Scraping Shopee/Lazada Data Automatically (marketplace-report-crawler)
Hướng dẫn chi tiết về Scraping Shopee/Lazada Data Automatically (marketplace-report-crawler) trong Vibe Coding dành cho None.
Scraping Shopee/Lazada Data Automatically (marketplace-report-crawler)
In the hyper-competitive world of Southeast Asian e-commerce, information isn’t just power—it’s the difference between a thriving storefront and a digital ghost town. If you’ve ever spent a Sunday afternoon manually copying prices from Shopee or checking competitor stock levels on Lazada, you know the “Midnight Price War” pain. By the time you’ve updated your spreadsheet, the market has already moved.

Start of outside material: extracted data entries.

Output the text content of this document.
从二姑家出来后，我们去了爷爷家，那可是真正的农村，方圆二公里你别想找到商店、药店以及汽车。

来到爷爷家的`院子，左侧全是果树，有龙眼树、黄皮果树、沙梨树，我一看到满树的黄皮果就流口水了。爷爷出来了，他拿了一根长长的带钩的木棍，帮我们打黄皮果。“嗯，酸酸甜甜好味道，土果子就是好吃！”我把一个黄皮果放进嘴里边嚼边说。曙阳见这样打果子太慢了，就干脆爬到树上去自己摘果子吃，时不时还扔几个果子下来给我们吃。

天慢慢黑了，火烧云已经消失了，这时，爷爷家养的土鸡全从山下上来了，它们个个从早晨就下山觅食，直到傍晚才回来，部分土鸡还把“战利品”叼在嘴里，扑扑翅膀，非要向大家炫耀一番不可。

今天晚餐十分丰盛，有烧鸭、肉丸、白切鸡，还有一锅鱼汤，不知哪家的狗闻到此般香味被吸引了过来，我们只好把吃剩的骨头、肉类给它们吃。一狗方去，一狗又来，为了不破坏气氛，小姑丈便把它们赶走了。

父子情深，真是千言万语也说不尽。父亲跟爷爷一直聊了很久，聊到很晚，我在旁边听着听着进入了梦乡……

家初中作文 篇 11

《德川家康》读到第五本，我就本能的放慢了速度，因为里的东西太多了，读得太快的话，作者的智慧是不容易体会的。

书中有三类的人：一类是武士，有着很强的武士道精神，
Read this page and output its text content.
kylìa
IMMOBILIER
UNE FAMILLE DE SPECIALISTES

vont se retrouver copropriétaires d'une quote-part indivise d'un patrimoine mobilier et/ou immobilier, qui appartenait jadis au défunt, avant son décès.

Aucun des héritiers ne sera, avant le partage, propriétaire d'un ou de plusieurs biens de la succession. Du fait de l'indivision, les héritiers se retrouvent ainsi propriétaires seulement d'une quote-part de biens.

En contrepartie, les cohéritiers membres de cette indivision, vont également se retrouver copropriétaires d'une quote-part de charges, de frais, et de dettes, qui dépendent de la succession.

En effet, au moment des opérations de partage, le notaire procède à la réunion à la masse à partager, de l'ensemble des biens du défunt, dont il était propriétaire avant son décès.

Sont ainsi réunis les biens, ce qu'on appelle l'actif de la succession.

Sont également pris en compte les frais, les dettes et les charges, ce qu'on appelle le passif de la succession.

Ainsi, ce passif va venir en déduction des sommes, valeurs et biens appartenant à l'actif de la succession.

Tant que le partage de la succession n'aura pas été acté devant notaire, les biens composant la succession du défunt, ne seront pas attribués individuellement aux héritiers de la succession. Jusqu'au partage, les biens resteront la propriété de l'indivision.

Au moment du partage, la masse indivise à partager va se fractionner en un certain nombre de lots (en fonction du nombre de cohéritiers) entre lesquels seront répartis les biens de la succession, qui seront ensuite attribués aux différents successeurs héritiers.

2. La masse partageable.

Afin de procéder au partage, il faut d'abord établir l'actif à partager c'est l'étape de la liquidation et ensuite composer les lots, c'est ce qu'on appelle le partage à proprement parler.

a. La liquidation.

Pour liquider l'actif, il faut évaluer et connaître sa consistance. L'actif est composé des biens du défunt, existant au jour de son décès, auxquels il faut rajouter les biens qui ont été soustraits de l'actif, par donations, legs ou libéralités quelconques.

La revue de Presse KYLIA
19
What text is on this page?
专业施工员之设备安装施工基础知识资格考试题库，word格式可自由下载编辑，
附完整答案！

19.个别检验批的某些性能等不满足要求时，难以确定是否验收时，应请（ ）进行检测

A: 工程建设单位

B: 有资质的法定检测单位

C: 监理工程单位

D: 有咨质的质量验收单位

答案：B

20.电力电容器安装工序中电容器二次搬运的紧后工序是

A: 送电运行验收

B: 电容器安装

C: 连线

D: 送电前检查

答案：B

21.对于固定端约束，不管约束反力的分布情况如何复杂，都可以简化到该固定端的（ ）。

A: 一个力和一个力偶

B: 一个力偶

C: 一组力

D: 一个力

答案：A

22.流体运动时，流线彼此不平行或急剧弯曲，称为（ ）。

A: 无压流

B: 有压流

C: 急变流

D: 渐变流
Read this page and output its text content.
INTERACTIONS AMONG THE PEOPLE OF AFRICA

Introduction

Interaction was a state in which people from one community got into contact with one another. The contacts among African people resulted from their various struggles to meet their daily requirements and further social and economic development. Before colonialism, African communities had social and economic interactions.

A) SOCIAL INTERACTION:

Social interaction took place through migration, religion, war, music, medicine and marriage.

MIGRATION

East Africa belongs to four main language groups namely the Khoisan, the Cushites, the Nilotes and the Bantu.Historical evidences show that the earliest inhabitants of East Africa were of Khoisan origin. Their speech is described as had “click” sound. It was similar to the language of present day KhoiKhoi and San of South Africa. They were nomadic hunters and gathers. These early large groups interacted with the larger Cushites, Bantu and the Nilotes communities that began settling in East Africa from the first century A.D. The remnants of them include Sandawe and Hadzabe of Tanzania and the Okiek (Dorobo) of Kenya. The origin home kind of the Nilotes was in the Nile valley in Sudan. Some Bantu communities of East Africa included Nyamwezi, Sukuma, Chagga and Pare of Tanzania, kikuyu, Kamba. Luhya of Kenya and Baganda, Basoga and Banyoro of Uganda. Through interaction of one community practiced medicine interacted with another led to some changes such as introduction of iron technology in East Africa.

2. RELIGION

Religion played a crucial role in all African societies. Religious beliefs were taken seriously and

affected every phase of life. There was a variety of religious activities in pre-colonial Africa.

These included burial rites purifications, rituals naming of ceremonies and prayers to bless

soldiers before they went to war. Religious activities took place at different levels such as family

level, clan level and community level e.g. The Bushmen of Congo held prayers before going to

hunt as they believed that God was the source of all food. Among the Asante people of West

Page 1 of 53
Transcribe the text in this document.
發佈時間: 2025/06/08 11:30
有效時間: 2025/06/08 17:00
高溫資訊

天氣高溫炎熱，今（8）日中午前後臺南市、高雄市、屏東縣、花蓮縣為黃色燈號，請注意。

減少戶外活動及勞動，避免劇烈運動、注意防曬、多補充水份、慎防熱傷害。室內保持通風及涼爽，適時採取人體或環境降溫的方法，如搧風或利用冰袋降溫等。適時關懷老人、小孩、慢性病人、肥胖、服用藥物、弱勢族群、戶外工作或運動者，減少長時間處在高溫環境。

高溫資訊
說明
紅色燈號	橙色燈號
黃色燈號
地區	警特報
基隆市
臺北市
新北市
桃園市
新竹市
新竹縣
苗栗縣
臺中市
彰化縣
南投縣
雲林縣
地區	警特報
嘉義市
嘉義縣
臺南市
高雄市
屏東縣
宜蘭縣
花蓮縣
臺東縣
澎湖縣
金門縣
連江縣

This is where the traditional approach to development fails. In the old world, you would hire a developer to write a rigid Python script that breaks the moment Shopee changes a CSS class name from product-price to p-price-v2. In the world of Vibe Coding, we don’t just build scrapers; we build intelligent, resilient “marketplace-report-crawlers” that understand the intent of the data they are seeking.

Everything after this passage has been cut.